In this paper, a novel meta-heuristic intelligent algorithm called TFWO algorithm has been implemented to solve OPF problem for small and large systems. Single and multi-objective functions were employed to minimize the cost of fuel, emission level, power losses, enhance voltage deviation and voltage stability index.
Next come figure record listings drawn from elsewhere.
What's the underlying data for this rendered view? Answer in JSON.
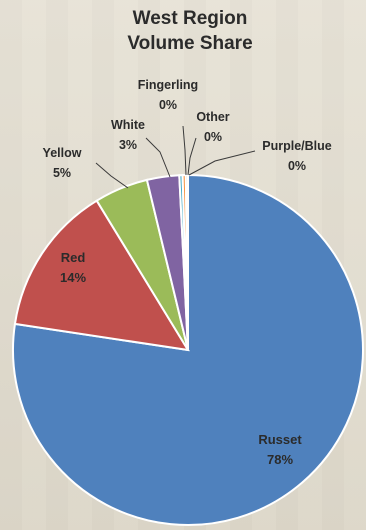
{
  "chart_data": {
    "type": "pie",
    "title_lines": [
      "West Region",
      "Volume Share"
    ],
    "slices": [
      {
        "name": "Russet",
        "value": 78,
        "label": "78%",
        "color": "#4f81bd"
      },
      {
        "name": "Red",
        "value": 14,
        "label": "14%",
        "color": "#c0504d"
      },
      {
        "name": "Yellow",
        "value": 5,
        "label": "5%",
        "color": "#9bbb59"
      },
      {
        "name": "White",
        "value": 3,
        "label": "3%",
        "color": "#8064a2"
      },
      {
        "name": "Fingerling",
        "value": 0.3,
        "label": "0%",
        "color": "#4bacc6",
        "display_name": "Fingerling"
      },
      {
        "name": "Other",
        "value": 0.3,
        "label": "0%",
        "color": "#f79646"
      },
      {
        "name": "Purple/Blue",
        "value": 0.2,
        "label": "0%",
        "color": "#c4bd97"
      }
    ]
  }
}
The proposed algorithm was tested and investigated on the IEEE 30-bus and 57-bus systems and seventeen different cases.

Evaluation of the effectiveness and robustness of the proposed TFWO algorithm was conducted through a comparison of the simulation results, convergence rate, and statistical indices to other well-known recent algorithms in the literature. Statistical indices showed that TFWO had the best fuel costs, the lower average, variance, and standard deviation that also considered indicators for the effectiveness and accuracy of the proposed algorithm. The scalability of the proposed algorithm was validated through optimizing the IEEE 300-bus, IEEE 1354-bus, IEEE 3012-bus, and IEEE 9241pegase test systems.
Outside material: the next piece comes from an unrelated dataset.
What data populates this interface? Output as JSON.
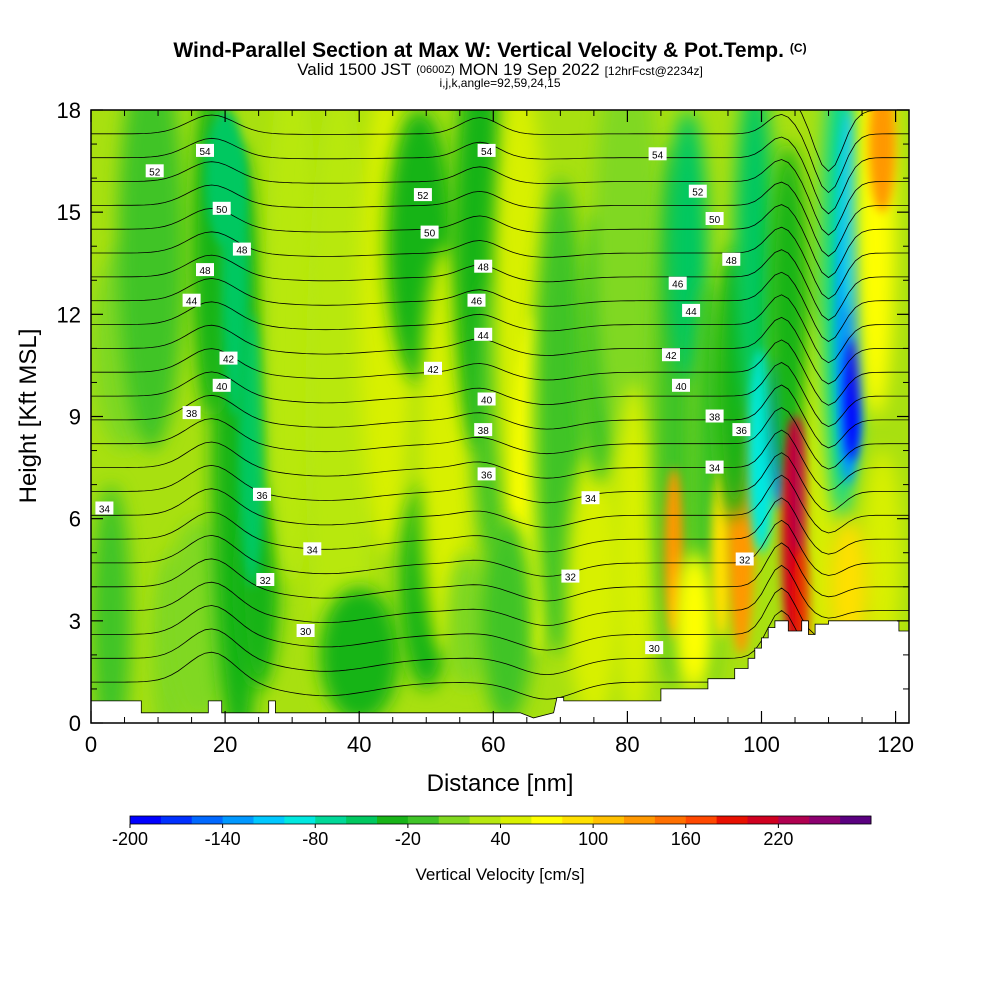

A reduction in the fuel costs reached 4.6% in the IEEE 1354-bus, and its level increased for the IEEE-bus 300-bus and for IEEE 9241pegase test system to 13.4% and 33.12%, respectively. The simulation results at the small, medium, and large test system emphasize that TFWO algorithm is efficient, effective, robust and superior in solving OPF optimization problems. It had a better convergence rate than other well-known algorithms that make it an outperforming algorithm in complex engineering problems.

The main weakness is the solution concentration particularly with the increase of the system size. The problem was solved under normal operation only. In this direction, two future trends can be considered to extend this study. The first one aims at solving the OPF in the emergency events such as the outage of one or more generation units and the outage of transmission networks. The second trend is the development of recent optimization algorithms to solve the target problem.